Being a thirty year veteran of the Washington policy scene, some of my “light” reading consists of reports and analyses published by this town’s numerous government departments, federally-funded research organizations, independent think tanks and policy centers. Whatever the topic, somebody in Washington has done a study; when it is a big policy issue or if lots of money is involved, you can usually find dozens of reports, commentaries, testimonies and briefings.
Still, it is unusual for me in the same day to run across two current sources that raise serious questions regarding the ability of the U.S. Air Force to manage its supply chains and support the maintenance, repair and overhaul (MRO) of its aircraft fleets. Why is this significant? Because of all the military services the Air Force is most insistent about its ability to perform these functions successfully and save money in the process. Not in all cases, certainly. But Air Force sources insist that business case analyses they have sponsored generally support their contention that their Air Logistics Centers can do sustainment work more cheaply than the private sector alternative. An efficient supply chain is critical to keeping costs of MRO work low. Also, the Air Force wants to take responsibility for managing the global supply chain for the F-35 Joint Strike Fighter away from prime contractor Lockheed Martin.
The first report that caught my attention was one by the National Research Council of the National Academy of Sciences with the title Examination of the U.S. Air Force’s Aircraft Sustainment Needs in the Future and Their Strategy to Meet those Needs. Hot stuff, right? What makes this study even more interesting is that it was commissioned and supported by the Air Force. A major conclusion of this study was that the supply chain for aircraft spare parts which involves both the Air Force and the Defense Logistics Agency is broken.
“To a severe extent, the supply chain’s ability to provide spare parts to the maintenance organizations is ineffective and disrupts depot maintenance and parts repair. There are mismatches between direct support to production activities and the growth of requirements at the production level. Importantly, a modern enterprise resource planning tool, although promised as “forthcoming,” is not available, despite being desperately needed. Finally, and disappointingly, despite repeated requests for key measures of effectiveness and efficiency, the only well-defined metric supplied was for aircraft availability, and many more organizations than just the ALCs impact aircraft availability. The ALCs make the current situation work, but the full spectrum of resources needed to make an effective and efficient organization is not available.”

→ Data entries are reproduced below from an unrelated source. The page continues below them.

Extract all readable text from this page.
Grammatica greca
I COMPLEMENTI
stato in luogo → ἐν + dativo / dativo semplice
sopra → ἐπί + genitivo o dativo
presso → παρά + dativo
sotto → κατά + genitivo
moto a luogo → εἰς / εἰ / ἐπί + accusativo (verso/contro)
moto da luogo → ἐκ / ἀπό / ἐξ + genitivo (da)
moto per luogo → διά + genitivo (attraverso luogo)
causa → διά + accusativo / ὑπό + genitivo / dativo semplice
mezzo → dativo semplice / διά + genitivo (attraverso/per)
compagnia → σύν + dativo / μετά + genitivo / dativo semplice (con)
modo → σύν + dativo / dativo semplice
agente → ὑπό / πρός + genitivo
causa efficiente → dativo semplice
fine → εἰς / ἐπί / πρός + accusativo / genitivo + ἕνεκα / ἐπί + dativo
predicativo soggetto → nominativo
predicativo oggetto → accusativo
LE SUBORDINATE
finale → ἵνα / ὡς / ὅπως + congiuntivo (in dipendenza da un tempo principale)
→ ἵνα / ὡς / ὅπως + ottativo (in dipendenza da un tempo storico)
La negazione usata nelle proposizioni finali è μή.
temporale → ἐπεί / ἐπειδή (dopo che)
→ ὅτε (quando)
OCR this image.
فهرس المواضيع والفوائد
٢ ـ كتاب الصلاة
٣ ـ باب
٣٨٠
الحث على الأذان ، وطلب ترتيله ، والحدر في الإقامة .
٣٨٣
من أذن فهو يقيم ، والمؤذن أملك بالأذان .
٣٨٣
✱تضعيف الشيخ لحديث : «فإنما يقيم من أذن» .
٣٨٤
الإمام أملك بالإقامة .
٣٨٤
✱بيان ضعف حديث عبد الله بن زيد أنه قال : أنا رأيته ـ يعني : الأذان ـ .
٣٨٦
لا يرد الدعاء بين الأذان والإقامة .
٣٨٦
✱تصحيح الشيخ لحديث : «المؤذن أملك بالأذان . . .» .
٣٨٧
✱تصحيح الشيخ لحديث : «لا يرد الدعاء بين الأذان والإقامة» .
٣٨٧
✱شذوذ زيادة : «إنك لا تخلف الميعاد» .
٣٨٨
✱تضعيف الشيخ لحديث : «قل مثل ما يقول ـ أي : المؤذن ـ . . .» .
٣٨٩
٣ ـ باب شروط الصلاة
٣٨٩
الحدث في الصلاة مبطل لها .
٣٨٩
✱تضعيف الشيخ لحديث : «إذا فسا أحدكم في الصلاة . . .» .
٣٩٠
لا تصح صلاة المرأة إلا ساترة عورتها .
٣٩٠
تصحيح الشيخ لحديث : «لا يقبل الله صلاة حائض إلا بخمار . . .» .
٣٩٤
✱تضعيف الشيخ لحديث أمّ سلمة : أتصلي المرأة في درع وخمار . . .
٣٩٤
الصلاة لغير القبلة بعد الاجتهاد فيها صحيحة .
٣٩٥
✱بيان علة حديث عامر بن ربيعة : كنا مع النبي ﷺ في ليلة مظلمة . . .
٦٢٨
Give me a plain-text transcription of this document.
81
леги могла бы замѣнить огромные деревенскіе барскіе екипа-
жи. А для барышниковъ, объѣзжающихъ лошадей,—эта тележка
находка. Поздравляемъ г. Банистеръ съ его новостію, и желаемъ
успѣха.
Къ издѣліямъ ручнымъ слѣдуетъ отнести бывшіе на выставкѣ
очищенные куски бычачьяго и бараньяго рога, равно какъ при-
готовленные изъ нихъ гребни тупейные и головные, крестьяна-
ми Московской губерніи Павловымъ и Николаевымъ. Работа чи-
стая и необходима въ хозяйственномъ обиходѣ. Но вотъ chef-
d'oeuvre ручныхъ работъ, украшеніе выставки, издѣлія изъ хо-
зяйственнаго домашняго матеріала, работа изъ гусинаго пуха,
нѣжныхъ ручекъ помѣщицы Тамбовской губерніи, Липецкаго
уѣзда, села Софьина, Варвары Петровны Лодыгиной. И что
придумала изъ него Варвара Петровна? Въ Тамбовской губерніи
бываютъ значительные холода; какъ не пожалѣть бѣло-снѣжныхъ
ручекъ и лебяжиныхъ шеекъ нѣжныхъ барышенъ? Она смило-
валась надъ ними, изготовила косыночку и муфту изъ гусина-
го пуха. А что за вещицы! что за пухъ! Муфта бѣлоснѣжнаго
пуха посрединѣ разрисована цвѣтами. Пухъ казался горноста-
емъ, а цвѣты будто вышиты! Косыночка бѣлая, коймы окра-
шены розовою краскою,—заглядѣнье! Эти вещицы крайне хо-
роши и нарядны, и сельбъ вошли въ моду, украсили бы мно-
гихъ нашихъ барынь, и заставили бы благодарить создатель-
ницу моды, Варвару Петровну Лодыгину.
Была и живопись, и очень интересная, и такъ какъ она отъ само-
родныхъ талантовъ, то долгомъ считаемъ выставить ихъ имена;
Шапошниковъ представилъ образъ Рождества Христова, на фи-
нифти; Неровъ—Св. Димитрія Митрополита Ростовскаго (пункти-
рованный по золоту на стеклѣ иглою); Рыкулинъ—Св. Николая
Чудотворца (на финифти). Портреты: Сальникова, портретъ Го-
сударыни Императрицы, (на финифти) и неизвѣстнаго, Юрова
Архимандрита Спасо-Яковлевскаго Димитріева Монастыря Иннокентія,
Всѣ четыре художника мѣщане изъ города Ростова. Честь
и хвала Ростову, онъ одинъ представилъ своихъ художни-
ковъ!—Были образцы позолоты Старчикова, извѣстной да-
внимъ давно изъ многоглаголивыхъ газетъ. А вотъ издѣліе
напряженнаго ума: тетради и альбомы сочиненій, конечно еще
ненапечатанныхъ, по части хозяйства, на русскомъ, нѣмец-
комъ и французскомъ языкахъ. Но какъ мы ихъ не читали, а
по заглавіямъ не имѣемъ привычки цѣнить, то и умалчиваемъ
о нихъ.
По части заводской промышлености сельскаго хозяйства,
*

The second analysis I ran across dovetails with the one by the National Resource Council. It concerns the Pentagon’s efforts to implement modern enterprise resource planning (ERP) and supply chain management systems. In testimony before the House Armed Services Committee, Feriz Khan, Director of Financial Management and Accountability for the Government Accountability Office (GAO) stated that “DOD’s ERP implementation has been impaired by delays, cost increases, failures in delivering the necessary functionality, and a lack of compliance with required standards. Delays in implementation have extended the use of existing duplicative, stovepiped systems, and the need to fund them.” Among the programs with major difficulties, delays and cost overruns, according to Khan, are the Air Force’s two premier supply chain management and ERP systems, the Expeditionary Combat Support System (ECSS) and the Defense Enterprise Accounting and Management System (DEAMS).
Two independent, even unrelated, analyses produced this year basically concluded that the Air Force currently lacks the capacities, including ERP systems, to successfully manage its supply chains. Private companies have been managing global supply chains and successfully employing ERP systems for decades. So good is Lockheed Martin at running supply chains that it, along with Michelin Tires, won a prize this year for its management of one that provides aircraft tires to the military worldwide.
So what makes the Air Force think that it can manage better than Lockheed Martin the global supply chain for F-35 spare parts, an aircraft that has not even entered full rate production, will be deployed in the thousands and be operated by the U.S. Air Force, the U.S. Navy, the Marine Corps and at least eight foreign countries? From its inception, the F-35 program was planned on the basis of a single, integrated global supply chain designed to save on sustainment costs. If the Air Force takes over managing spare parts there will be two supply chains, one run by Lockheed Martin for the JSF’s production line and another managed by the Air Force to support deployed aircraft and two supply chain managers. Oh yes, according to the GAO, one of these managers doesn’t have a working ERP system. How could this possibly save money and improve performance?
There are published reports that the Pentagon intends to demand that Lockheed Martin absorb any future costs associated with design changes to the aircraft under a so-called concurrency clause. My colleague, Loren Thompson, has warned that this alone could kill the program. It would certainly raise the cost of buying the F-35. At the same time the Air Force wants to insource the F-35 supply chain, thereby almost certainly increasing the program’s sustainment costs. How many ways can the Pentagon devise to undermine its one new fighter program?